登場人物の過剰な肩書きに反して、年齢層を学生に設定したのは何故なの?
一昔前の作品だと「G線上の魔王」、最近の作品だと「バタフライシーカー」もそうだけど、
登場人物の年齢層が下がるって事は、それだけ行動範囲や世界観が狭くなってしまう。
まして本作は各国の諜報機関の人間が集結している設定なわけでしょ?
10代の少年少女にそんな重要な任務が与えられる?
大人達は何やってるの?
あと、何でもかんでも「内調」の一言で都合よく片付けすぎ。
本来、情報ってのはモノにもよるんだけど、
例えば実際に日本の政府が隠している鉄道情報なんかは、
無数にある丸の内のビルのどっかのワンフロアに隠されていたりして、
定期的に場所を変えたりしているらしい(一応それっぽい筋からの情報だけど、信憑性は半々)。
機密の内容によっては、当然警察組織も介入できないよ?
ハッキングに関してもそうだけど、そんなに危険な情報がホイホイ奪われるほど、
警察組織の情報管理は甘くない。(と思いたい)
ちなみにブラジルW杯の時も、ブラジルに対してかなりの諜報機関からサイバー攻撃があったらしく、
割合的には露・北・中・米なんかがかなり多かった。
(ヨーロッパは意外に少ない…。
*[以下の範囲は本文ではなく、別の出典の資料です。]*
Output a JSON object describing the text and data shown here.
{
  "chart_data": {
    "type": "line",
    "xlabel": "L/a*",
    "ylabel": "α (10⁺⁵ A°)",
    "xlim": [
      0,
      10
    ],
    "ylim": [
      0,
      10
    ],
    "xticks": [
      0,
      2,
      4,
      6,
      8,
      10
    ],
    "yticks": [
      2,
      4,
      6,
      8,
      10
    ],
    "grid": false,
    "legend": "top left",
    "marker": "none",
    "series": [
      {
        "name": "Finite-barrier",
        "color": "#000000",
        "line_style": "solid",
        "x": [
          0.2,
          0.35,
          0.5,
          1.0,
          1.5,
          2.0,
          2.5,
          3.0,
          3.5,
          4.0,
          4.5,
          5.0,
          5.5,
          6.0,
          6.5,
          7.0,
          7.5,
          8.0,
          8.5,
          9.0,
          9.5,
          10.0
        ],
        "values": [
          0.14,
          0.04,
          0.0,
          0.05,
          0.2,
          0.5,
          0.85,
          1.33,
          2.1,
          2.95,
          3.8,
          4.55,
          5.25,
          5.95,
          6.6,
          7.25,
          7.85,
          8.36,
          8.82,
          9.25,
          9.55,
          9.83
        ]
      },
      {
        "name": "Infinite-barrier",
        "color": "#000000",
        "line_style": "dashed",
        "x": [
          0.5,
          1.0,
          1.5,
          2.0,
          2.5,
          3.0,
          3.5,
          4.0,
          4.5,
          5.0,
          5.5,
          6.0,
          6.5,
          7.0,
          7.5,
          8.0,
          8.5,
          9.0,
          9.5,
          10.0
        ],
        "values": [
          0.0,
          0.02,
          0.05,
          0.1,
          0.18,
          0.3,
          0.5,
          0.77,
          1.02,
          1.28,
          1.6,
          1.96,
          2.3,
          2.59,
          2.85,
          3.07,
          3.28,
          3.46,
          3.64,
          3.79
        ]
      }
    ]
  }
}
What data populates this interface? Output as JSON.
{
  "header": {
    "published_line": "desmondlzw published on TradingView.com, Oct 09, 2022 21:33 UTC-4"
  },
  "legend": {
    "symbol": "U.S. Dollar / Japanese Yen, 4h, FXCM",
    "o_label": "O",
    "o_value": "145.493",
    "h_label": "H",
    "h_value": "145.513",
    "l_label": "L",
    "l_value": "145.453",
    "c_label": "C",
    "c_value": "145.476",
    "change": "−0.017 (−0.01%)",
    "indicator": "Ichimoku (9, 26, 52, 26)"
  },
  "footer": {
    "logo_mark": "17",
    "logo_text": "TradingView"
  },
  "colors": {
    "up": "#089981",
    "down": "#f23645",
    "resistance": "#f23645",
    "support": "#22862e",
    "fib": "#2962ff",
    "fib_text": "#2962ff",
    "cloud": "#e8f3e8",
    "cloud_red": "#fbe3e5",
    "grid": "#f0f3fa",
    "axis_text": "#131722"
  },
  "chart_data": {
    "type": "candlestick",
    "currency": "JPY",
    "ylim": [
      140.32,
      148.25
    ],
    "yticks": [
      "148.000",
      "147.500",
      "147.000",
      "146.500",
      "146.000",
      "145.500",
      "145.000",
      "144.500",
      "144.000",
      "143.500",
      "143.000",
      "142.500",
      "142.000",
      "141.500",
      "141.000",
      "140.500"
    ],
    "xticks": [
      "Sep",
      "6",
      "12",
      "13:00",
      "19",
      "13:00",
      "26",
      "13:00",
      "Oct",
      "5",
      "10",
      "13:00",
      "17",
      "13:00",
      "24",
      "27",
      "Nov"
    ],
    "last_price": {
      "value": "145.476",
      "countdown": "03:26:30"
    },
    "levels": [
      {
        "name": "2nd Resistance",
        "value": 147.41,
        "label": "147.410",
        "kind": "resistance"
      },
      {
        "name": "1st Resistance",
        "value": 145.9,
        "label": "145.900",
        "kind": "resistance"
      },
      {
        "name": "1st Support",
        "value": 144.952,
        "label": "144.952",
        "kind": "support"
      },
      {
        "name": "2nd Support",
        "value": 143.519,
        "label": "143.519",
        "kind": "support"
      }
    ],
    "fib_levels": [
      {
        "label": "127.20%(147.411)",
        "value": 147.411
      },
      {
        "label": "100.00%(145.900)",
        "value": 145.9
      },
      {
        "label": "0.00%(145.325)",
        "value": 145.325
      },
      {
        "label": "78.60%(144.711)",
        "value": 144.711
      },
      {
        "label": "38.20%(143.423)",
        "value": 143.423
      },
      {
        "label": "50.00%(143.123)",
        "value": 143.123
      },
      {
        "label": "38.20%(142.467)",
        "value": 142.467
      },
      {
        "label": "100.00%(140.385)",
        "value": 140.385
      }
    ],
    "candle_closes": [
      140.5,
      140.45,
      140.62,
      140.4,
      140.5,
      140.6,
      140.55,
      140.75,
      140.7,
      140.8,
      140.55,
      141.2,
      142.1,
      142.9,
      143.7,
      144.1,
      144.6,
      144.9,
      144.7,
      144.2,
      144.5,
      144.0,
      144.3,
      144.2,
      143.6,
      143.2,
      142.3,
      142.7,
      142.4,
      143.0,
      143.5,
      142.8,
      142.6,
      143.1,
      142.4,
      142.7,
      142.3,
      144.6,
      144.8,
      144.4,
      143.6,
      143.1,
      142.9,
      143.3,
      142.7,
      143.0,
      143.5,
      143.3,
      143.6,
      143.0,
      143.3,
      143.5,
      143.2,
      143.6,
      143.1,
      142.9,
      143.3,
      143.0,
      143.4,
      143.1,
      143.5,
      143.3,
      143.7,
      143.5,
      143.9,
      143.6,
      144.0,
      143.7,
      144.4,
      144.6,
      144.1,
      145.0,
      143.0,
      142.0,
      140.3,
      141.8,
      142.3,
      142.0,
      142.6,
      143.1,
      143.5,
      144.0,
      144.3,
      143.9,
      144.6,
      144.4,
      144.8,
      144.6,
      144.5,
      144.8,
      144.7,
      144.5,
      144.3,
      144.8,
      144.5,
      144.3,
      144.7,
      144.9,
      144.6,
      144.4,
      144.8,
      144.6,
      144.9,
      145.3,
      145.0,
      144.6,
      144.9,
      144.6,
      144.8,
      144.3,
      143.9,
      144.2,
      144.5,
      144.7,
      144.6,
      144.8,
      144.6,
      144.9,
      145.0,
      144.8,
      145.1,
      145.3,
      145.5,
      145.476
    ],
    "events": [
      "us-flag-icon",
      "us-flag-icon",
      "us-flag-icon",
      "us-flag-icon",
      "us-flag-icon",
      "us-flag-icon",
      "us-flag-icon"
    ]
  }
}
隠蔽が上手いのかな)
ちなみに、これは興味本位で覗きにいった警察官募集のサイバー犯罪のプレゼン内容で、
実際に映像付きで見たから結構信憑性高かったりする。
東京オリンピックは本当の本当にサイバー攻撃が多くなるらしいから大変だね…。
他にも萎える点や突っ込み所は多々あるけど、
その辺は他のレビュアーさん達の感想を見たほうが早いから私は書かないよ?
総評
全てが中途半端にも達していないこの作品の評価は、駄作といえるだろう。
ぶっちゃけた話、面白ければ多少リアリティーが酷くても許容できるんだ。
ただ、この作品はクソつまらない。
面白くできそうな要素があったにも関わらず。
STEINS;GATEが何故面白いのか。
リアリティーがあるから?
とんでもない。
そんな訳ないだろう。
主人公である岡部 倫太郎をしっかりと描ききっているから面白いのだ。
確かに公式ジャンルは想定科学ADVだが、あれは人間ドラマだ。
ライターを販促に使うのであれば、そのライターの作品の何が大衆に受け入れられたのか、
ユーザー側がどういうところに魅力を感じていたのかをメーカー側はしっかり見極めなければならない。
いづれ酷評するつもりだが、原画家のねこにゃん氏を販促としてライター起用し、
文章を追うだけで読み手に多大なストレスを与えた戯画の「bitter smile.」も、
ユーザーの求めるものをメーカーが盛大に見誤った例の一つだと思う。